Rehabcare Ireland has responded with this statement.
“Due to the ongoing prevalence of Covid-19, RehabCare, like all disability providers, has had to reassess how service users travel to and from all of our services. Covid-19 guidance in regard to social distancing and infection control presents many challenges for the provision of transport to and from Day service locations. RehabCare has had to assess our transport fleet in line with Covid-19 guidance and agree the number of service users that can be transported safely at any time.
“Our centre in Portlaoise supports 60 people. Before Covid-19, up to four service users could safely travel by taxi at a time, however under new public health guidelines this has been reduced to one.
“The centre is in the process of engaging an additional taxi company to transport more service users and are awaiting Garda vetting to be completed. Staff at the centre are also transporting service users in the centre vehicle where possible.
“Affected service users and their families are being engaged with and kept up to date and are aware of the issues we are experiencing. We are also continuing to engage with the HSE in relation to this issue and are exploring alternative options. We appreciate the cooperation of our service users and their families during this time.

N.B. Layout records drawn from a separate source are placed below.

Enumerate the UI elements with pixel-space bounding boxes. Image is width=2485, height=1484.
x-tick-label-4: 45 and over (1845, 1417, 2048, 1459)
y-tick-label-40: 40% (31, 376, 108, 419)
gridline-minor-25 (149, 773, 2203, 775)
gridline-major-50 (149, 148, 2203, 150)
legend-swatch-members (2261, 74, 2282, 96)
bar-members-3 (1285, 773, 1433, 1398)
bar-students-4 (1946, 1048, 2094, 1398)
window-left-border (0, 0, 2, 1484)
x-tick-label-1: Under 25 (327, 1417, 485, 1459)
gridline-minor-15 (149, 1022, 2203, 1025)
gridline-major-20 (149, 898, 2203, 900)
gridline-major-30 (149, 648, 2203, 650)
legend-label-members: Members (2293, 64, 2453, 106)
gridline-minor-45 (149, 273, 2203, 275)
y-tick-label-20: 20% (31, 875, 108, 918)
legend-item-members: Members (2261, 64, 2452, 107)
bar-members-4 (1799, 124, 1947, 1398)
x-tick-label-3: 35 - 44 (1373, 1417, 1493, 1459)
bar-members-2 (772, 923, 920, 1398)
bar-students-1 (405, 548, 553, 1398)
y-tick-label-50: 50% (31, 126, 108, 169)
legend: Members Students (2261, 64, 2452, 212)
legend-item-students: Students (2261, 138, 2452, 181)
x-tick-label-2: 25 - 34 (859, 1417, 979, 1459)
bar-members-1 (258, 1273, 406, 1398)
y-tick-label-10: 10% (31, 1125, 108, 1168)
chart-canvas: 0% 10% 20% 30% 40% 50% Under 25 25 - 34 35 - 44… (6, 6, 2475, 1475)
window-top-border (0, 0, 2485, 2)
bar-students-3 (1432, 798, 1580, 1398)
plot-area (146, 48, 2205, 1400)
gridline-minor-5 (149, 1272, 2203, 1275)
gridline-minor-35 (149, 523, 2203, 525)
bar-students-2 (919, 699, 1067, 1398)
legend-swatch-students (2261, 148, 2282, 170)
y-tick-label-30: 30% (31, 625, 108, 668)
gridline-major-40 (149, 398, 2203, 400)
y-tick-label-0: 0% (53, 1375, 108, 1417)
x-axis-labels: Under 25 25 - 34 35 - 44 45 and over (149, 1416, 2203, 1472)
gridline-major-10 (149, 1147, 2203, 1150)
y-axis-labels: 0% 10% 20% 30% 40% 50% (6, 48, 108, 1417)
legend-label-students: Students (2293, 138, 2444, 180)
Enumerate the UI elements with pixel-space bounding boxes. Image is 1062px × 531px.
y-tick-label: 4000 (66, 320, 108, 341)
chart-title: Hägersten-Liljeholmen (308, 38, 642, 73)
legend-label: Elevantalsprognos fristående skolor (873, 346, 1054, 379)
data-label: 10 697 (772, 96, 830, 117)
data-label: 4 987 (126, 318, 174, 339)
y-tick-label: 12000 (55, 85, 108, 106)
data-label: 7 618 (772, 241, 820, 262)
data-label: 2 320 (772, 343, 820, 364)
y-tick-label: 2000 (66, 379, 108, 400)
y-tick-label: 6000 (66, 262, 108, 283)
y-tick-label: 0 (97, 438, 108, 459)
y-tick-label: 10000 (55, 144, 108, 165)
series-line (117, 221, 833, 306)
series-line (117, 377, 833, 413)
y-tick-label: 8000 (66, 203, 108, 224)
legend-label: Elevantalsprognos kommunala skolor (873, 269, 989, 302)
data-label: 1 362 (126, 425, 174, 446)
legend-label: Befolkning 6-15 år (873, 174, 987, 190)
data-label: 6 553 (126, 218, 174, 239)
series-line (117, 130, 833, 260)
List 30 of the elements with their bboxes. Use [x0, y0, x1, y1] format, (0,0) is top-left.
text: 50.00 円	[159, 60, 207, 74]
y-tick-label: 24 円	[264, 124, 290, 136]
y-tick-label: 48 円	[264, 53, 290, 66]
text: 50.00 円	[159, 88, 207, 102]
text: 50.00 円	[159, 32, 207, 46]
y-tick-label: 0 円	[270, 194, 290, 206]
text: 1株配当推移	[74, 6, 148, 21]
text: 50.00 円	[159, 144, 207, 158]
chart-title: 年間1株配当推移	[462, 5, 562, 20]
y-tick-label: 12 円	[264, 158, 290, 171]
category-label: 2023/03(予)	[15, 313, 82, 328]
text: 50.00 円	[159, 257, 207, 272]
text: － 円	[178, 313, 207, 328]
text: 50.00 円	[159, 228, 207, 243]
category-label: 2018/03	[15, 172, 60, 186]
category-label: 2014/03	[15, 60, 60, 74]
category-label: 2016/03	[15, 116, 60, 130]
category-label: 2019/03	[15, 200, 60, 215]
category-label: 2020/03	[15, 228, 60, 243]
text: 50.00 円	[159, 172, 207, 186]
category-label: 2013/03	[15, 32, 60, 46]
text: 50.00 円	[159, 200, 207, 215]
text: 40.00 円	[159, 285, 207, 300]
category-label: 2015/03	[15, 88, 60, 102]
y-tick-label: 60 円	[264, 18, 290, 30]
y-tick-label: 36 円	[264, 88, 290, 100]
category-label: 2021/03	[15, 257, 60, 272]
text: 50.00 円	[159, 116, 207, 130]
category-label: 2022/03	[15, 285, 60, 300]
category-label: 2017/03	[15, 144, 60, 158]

"While our centre was closed, our dedicated RehabCare staff remained at work, providing outreach supports, activity packs, virtual programmes, phone support and video chats to the 60 people using this service. Although our centre has now re-opened, on-site service delivery within the centre itself has had to reduce due to strict social distancing guidelines in order to keep everyone safe, as is the case in all resource centres, Day centres and educational facilities across the country.
“Whilst capacity at the centre has reduced, our staff continue to provide support off-site. Some of the people in our RehabCare services have underlying health issues, therefore a personal plan has been created for each individual with regard to their routine and face-to-face support within the centre.
“Our staff are doing everything they can to ensure that each individual is provided with a community of care. As ever, we will continue to prioritise the safety of the people in our services and our staff by working closely with our funders to meet all the best practice guidelines in line with public health advice. That is our number one priority."